The Prefeitura’s 2009 ruling set strict restrictions, banning the use of helipads within 300m of a school or hospital and judging them on a series of environmental criteria, including noise levels. It shut down the landing spots atop dozens of buildings, including that of the powerful FIESP (the Federation of Industries of São Paulo State), a striking, slope-fronted skyscraper on Avenida Paulista. Twelve cases have recently been brought against the ruling by the owners of high-profile buildings like the Faria Lima Financial Center and the Office Tower Itaim, or by businesses that operate inside them, including Santander and Itáu. The latter bank is the only one of the plaintiffs in the five cases to have so far been heard that has won its case, arguing that its helipad’s existence predated the school erected nearby in 2008 with the blessing of planning authorities.

The helicopter problem isn’t just a Paulistano one: in Rio in August, flights around Christ the Redeemer statue and Sugarloaf Mountain were reined in, with helicopters banned from flying around the tourist attractions and ordered to climb to 1,500m, as opposed to the 1,000m previously in force.

Meanwhile in São Paulo, a bill to reform the rules around helipads is currently being proposed, and may yet be voted on this year, that would reduce the 300m distance between helipads and schools and hospitals to 200m, and make exceptions for helipads already in use and those producing less than 95 decibels of noise.
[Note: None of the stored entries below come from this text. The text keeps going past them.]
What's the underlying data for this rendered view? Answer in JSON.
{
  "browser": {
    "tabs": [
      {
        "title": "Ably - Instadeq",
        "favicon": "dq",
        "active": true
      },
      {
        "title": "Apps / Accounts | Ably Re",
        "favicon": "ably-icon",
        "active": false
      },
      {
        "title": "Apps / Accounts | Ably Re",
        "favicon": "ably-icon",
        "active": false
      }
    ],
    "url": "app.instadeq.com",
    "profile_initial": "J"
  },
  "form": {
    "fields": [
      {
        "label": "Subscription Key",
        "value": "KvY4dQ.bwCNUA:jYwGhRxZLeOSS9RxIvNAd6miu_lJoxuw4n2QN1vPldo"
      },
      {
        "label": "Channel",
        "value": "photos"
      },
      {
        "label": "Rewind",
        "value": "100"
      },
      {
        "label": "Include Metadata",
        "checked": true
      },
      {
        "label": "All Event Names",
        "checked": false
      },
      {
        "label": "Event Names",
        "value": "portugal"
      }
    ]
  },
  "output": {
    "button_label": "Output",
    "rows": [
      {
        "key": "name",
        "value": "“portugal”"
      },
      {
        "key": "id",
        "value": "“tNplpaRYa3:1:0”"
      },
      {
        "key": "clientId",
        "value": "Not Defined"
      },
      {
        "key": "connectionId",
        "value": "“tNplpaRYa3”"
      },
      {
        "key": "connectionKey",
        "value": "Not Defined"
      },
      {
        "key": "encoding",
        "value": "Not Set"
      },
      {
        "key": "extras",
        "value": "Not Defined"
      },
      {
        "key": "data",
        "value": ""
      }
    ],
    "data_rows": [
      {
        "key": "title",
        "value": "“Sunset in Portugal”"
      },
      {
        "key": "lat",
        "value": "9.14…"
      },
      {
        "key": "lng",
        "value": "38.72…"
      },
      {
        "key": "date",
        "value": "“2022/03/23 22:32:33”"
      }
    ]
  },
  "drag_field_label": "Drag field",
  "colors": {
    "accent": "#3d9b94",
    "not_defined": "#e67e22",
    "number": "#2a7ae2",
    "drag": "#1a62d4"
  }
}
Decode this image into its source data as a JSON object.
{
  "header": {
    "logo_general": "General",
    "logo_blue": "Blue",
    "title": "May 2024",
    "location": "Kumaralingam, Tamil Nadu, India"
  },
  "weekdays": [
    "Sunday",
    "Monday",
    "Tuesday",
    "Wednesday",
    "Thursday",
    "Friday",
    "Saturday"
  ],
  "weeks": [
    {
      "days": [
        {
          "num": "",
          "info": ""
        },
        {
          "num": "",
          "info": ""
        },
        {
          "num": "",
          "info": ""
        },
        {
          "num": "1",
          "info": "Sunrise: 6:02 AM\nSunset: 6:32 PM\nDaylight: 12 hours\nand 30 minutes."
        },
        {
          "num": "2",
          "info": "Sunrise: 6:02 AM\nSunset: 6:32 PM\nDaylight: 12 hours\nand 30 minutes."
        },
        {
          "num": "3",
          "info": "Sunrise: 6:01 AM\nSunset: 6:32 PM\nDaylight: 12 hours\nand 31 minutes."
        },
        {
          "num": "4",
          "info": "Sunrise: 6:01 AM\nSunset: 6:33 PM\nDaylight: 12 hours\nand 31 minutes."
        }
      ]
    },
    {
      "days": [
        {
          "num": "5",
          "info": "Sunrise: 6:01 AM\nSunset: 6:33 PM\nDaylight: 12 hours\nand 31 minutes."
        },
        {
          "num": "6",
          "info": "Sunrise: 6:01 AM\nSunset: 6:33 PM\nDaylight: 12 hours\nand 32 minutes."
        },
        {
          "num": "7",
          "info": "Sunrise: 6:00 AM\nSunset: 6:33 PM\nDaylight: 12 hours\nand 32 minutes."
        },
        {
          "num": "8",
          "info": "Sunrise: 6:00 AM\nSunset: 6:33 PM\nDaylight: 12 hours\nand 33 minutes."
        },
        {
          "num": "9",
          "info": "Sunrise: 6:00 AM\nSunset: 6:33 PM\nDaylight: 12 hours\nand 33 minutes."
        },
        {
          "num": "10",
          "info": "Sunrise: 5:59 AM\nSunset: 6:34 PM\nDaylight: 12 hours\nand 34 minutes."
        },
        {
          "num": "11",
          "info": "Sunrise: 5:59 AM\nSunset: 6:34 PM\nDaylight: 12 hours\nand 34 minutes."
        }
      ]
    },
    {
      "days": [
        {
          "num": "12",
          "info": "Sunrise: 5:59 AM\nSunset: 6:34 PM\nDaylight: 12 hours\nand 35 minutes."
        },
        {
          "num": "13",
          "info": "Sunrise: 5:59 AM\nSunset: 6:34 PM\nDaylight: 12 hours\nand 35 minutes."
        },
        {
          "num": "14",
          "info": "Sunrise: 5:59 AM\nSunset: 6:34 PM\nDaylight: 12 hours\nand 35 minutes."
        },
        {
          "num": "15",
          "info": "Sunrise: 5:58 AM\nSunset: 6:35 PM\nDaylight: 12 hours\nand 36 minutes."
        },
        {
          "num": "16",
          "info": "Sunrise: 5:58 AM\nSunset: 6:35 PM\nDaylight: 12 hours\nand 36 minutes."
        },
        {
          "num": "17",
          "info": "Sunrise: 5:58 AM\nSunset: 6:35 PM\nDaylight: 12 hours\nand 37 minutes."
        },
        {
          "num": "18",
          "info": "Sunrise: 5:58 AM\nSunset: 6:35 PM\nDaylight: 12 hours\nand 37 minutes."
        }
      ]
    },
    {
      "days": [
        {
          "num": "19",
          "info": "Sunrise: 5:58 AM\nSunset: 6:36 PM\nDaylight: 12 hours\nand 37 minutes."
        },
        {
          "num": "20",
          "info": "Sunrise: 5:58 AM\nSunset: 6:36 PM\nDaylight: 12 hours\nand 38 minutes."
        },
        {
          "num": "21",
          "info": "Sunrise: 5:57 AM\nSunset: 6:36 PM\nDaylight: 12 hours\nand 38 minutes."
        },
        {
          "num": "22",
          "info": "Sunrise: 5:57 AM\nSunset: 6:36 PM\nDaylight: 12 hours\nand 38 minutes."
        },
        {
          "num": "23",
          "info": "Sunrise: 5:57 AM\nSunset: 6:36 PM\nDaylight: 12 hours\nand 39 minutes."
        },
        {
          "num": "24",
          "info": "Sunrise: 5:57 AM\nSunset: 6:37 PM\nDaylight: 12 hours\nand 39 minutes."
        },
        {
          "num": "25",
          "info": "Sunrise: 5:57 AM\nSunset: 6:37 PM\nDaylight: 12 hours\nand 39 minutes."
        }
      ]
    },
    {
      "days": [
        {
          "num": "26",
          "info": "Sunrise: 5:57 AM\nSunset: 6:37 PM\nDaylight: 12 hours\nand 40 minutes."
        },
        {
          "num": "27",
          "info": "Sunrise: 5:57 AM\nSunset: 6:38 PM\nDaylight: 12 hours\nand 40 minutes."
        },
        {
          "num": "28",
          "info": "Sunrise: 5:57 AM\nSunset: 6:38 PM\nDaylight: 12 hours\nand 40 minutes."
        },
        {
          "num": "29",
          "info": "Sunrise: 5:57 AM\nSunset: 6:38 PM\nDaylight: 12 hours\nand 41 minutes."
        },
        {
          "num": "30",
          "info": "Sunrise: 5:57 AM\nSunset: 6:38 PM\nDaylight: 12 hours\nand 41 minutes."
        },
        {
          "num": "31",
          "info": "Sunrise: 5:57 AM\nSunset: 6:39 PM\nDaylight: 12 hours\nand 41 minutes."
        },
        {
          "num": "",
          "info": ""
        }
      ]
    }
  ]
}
But amidst all the commotion of court cases and political jockeying, one local business is just fine with the rules and will even, it hopes, soon be thriving thanks to them. The Maksoud Plaza, once São Paulo’s flagship luxury hotel and now a fascinating, retro-kitsch wonderland, where the sense of staying in a 1980s timewarp is an inescapable and charming part of the experience, has just unveiled its long-awaited helipad. ‘Take down the coordinates!’ crowed its press release (23º 33’ 47″ S / 46º 39’ 04″ W), announcing its fully licenced landing spot high on the ridge of Avenida Paulista, on top of the 441m building. With permission to receive flights from guests and non-guests alike for a touch-down fee of R$400 a time, the hotel is promising a new bar and restaurant to go just below the helipad. Just the spot for a refreshing shandy, scanning the sky looking for the next rain to fall. A new garoa infusion is expected – half-heartedly – for the morning of the 19th.